[A2k] Oh Geez . . . Prior Art was Dismissed Based on *Processor!*
seth.p.johnson at gmail.com
Wed Aug 29 02:55:36 PDT 2012
. . . in the Apple v Samsung case:
This guy is now going to become the poster child for "IP Delusion."
We're being encouraged to act like imbeciles just trying to sound reasonable:
Just listen -- especially close at 2m50s up to 4m. He literally has
the genius insight of making up a principle to break a stalemate on
how they understood prior art, based on the "epiphany" that the
software on the Apple could not run on the "prior art" -- the hardware
that the demonstrated prior art ran on -- and vice versa.

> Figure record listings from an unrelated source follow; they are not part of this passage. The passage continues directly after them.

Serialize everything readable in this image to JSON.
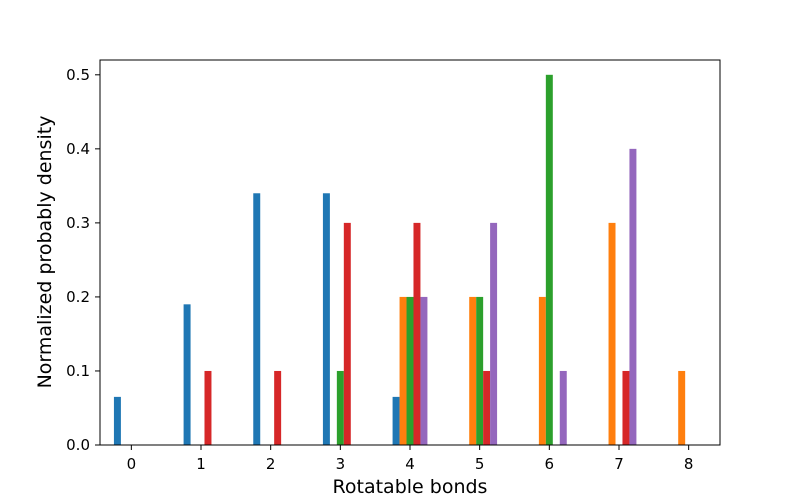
{
  "chart_data": {
    "type": "bar",
    "title": "",
    "xlabel": "Rotatable bonds",
    "ylabel": "Normalized probably density",
    "categories": [
      "0",
      "1",
      "2",
      "3",
      "4",
      "5",
      "6",
      "7",
      "8"
    ],
    "x": [
      0,
      1,
      2,
      3,
      4,
      5,
      6,
      7,
      8
    ],
    "xlim": [
      -0.45,
      8.45
    ],
    "ylim": [
      0,
      0.52
    ],
    "yticks": [
      0.0,
      0.1,
      0.2,
      0.3,
      0.4,
      0.5
    ],
    "ytick_labels": [
      "0.0",
      "0.1",
      "0.2",
      "0.3",
      "0.4",
      "0.5"
    ],
    "grid": false,
    "legend": "none",
    "series": [
      {
        "color": "#1f77b4",
        "x": [
          0,
          1,
          2,
          3,
          4
        ],
        "values": [
          0.065,
          0.19,
          0.34,
          0.34,
          0.065
        ]
      },
      {
        "color": "#ff7f0e",
        "x": [
          4,
          5,
          6,
          7,
          8
        ],
        "values": [
          0.2,
          0.2,
          0.2,
          0.3,
          0.1
        ]
      },
      {
        "color": "#2ca02c",
        "x": [
          3,
          4,
          5,
          6
        ],
        "values": [
          0.1,
          0.2,
          0.2,
          0.5
        ]
      },
      {
        "color": "#d62728",
        "x": [
          1,
          2,
          3,
          4,
          5,
          7
        ],
        "values": [
          0.1,
          0.1,
          0.3,
          0.3,
          0.1,
          0.1
        ]
      },
      {
        "color": "#9467bd",
        "x": [
          4,
          5,
          6,
          7
        ],
        "values": [
          0.2,
          0.3,
          0.1,
          0.4
        ]
      }
    ]
  }
}
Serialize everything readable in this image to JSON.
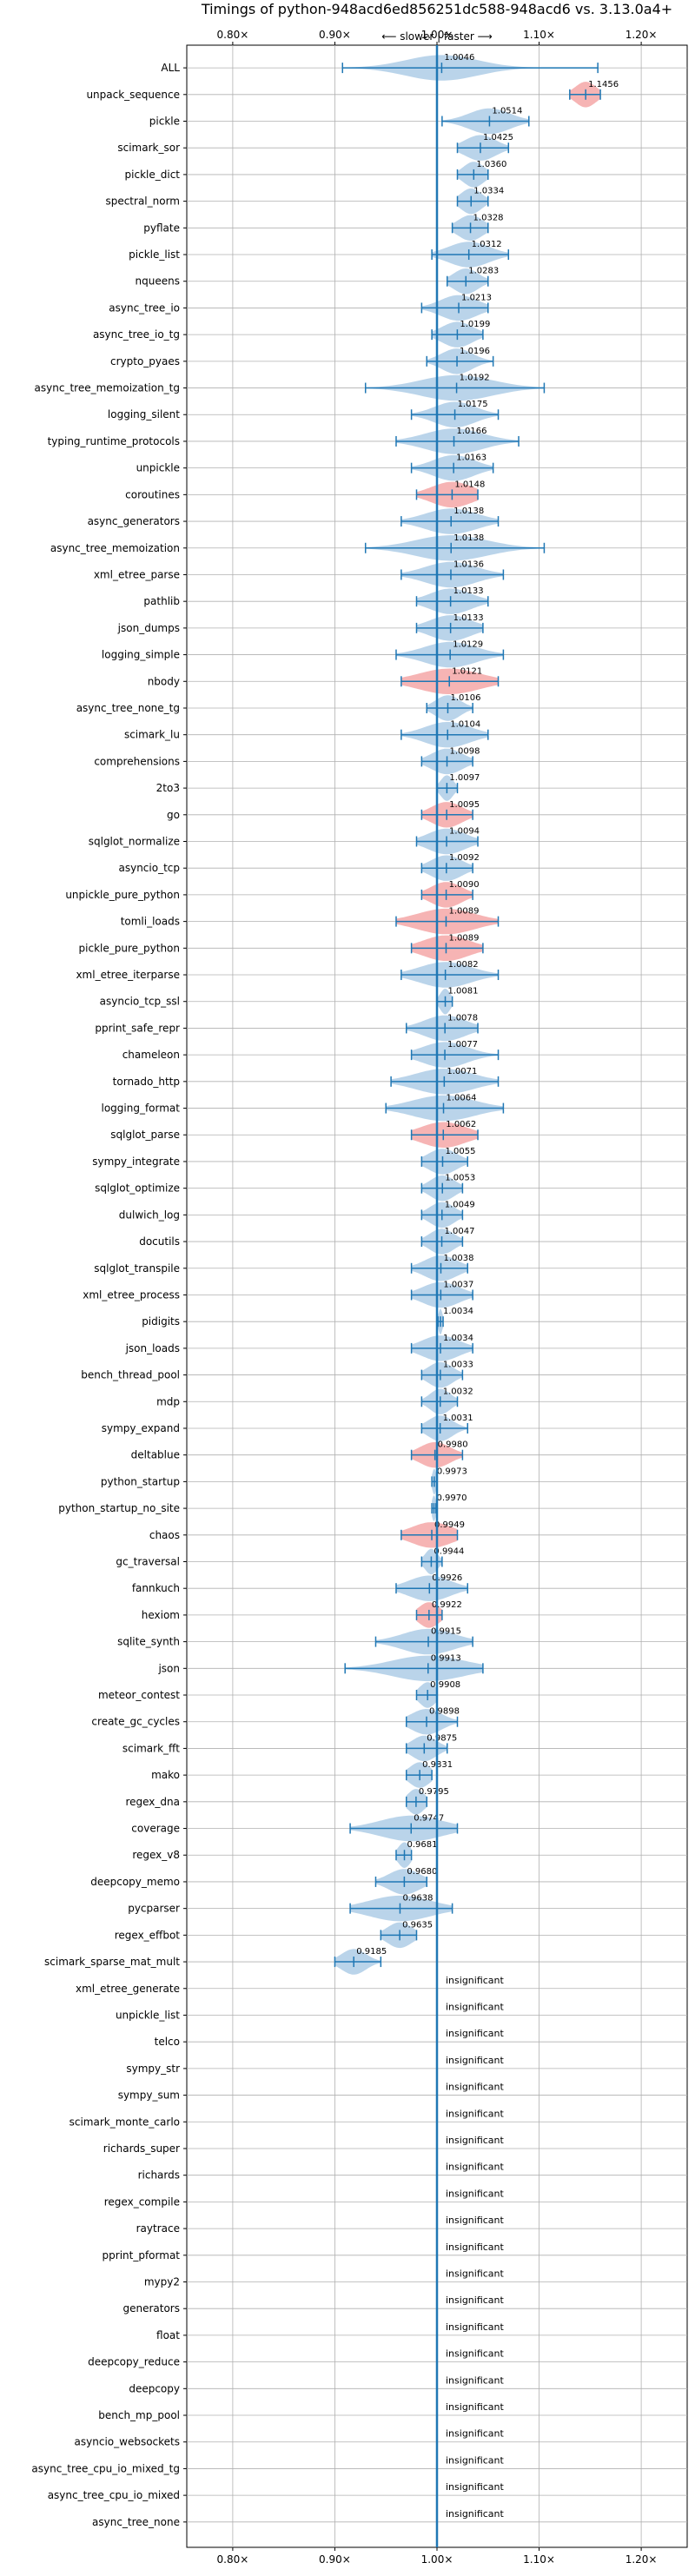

Listen to just before that, from 1m30s on, too -- he addresses the
prior art in terms of the "patent prosecution process" and in a
mealy-mouthed attempt to represent the issue they had, describes it as
how prior art could render a patent acceptable (!) or not -- then he
literally states that he "decided" he could represent the matter best
by saying how it would work if it were his own patent.
But listen to the whole thing to see the complete screwiness of the
reasoning that went on.
Aren't we now about to get a clamor for cluefulness on how exclusive
rights policy is represented? Aren't we about to denounce this whole
proceeding? Poor guy, I have to say, but -- dang!